Tim Page: On premature audience ejaculationsmain
Several maestros have now made the point on Slipped Disc and elsewhere that audiences ought to be allowed to express their reactions in between movements of a musical work.
Among them are Esa-Pekka Salonen, Leonard Slatkin, Mark Elder and Daniel Barenboim.
It may be time to abolish the mid-movement taboo- with certain qualifications.
Our friend Tim Page has been reminded of a piece he wrote almost 30 years ago in the New York Times, imploring concert audiences not to erupt too soon. We reprint it below with his permission, and one emboldened phrase.
EARLIER this season, I sat with a rapt audience at Carnegie Hall, listening to Mahler’s Symphony No. 9. Written during the composer’s final illness, the symphony provides one of the most difficult, haunting yet ultimately rewarding musical experiences in the repertory. When the final notes of the closing Adagio dissipate into air, the silence should be as eloquent as the sounds have been – a charged residue, if you like; a silence that is a musical statement in itself, transfigured by what has gone before. At Carnegie, Mahler’s silence, so hard won, lasted barely a second. Somebody shouted ”Bravo!,” the audience responded reflexively, and one left the hall frustrated, rudely shaken from an engrossing dream.

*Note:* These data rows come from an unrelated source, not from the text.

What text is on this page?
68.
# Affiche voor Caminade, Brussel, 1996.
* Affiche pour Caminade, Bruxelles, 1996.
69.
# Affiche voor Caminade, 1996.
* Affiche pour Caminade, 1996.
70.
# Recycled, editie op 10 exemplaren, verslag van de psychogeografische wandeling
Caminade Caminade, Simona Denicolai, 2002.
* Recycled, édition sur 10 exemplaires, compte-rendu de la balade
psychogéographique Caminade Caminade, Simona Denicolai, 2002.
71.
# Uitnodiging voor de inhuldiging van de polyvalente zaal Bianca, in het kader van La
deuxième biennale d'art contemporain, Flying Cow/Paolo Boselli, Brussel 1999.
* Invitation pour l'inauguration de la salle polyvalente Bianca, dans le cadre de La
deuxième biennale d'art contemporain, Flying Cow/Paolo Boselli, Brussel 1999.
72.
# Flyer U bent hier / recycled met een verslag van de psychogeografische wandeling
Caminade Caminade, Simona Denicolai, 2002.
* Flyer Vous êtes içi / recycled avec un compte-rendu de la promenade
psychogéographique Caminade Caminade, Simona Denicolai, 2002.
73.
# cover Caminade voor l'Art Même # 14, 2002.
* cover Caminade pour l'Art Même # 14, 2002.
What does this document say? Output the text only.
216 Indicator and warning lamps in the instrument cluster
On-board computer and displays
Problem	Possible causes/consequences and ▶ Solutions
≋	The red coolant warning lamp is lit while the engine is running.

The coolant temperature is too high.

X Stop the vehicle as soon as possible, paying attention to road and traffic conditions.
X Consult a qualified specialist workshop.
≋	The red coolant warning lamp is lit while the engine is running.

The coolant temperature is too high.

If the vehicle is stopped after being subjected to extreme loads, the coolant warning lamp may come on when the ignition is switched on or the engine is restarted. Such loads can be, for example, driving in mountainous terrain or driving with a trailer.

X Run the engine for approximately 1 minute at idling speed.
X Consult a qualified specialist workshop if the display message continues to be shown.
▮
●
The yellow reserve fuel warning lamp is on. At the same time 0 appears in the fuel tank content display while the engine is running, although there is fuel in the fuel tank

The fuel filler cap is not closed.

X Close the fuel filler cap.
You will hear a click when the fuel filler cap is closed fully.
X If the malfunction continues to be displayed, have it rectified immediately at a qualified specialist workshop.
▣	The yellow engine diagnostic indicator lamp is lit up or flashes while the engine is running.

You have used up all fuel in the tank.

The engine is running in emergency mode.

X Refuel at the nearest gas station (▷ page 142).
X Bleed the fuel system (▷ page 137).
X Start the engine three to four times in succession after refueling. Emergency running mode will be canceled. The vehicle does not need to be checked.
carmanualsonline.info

Premature applause is one of the most disturbing elements of our musical life. I have long despaired of hearing the final notes of the first act of ”Der Rosenkavalier” in an opera house. It is a wonderfully poignant moment, and it is inevitably interrupted. The Marschallin sits at her mirror, worrying about her lover, feeling mortal. The curtain slowly starts to fall, and the exquisite cadence Strauss created to accompany its drop is suddenly lost in applause. Ironically, the better the performance has been, the more quickly it is likely to be disrupted.
Will I ever attend a performance of Schubert’s ”Trout” Quintet in which the playful false ending in the last movement isn’t broken by ill-timed cheering? The fans vie to shriek the first ”Brava!” at diva concerts, and a recent performance of Debussy’s ”Clair de Lune,” was marred by clapping the moment the final note was played – the musical equivalent of a photo finish.
Music is not a sporting event but, at its best, a taste of the sublime; the most abstract of the arts, it is, paradoxically, the most human. Jean Sibelius asked that his Symphony No. 4 be followed by no applause whatsoever, and that the audience leave in thoughtful dignity. Glenn Gould once titled an article ”Let’s Ban Applause!” Most of us would not go this far, but applause can be ruinous unless it is carefully considered.
Applause between movements or sections of a song cycle is bad enough (I recently attended a rendition of Schumann’s ”Frauenliebe und Leben” in which every single song was bravoed, handily sapping the score’s collective power), although a polite note in the program guide or a shake of the head from the artist will usually discourage such transgressions. But what can one spectator do to still premature applause without seeming to shush, hector and hamper one’s neighbors, who have, after all, paid for their tickets and are legitimately entitled to express their pleasure?
A plea: hold the applause until the music has completely died away. Wait for that relaxation of a conductor’s shoulders, the drop of a pianist’s hands or the easy grin that releases singer from song cycle. And then applaud as long and loudly as you wish. Your enthusiasm will then complement the music, rather than diminish it.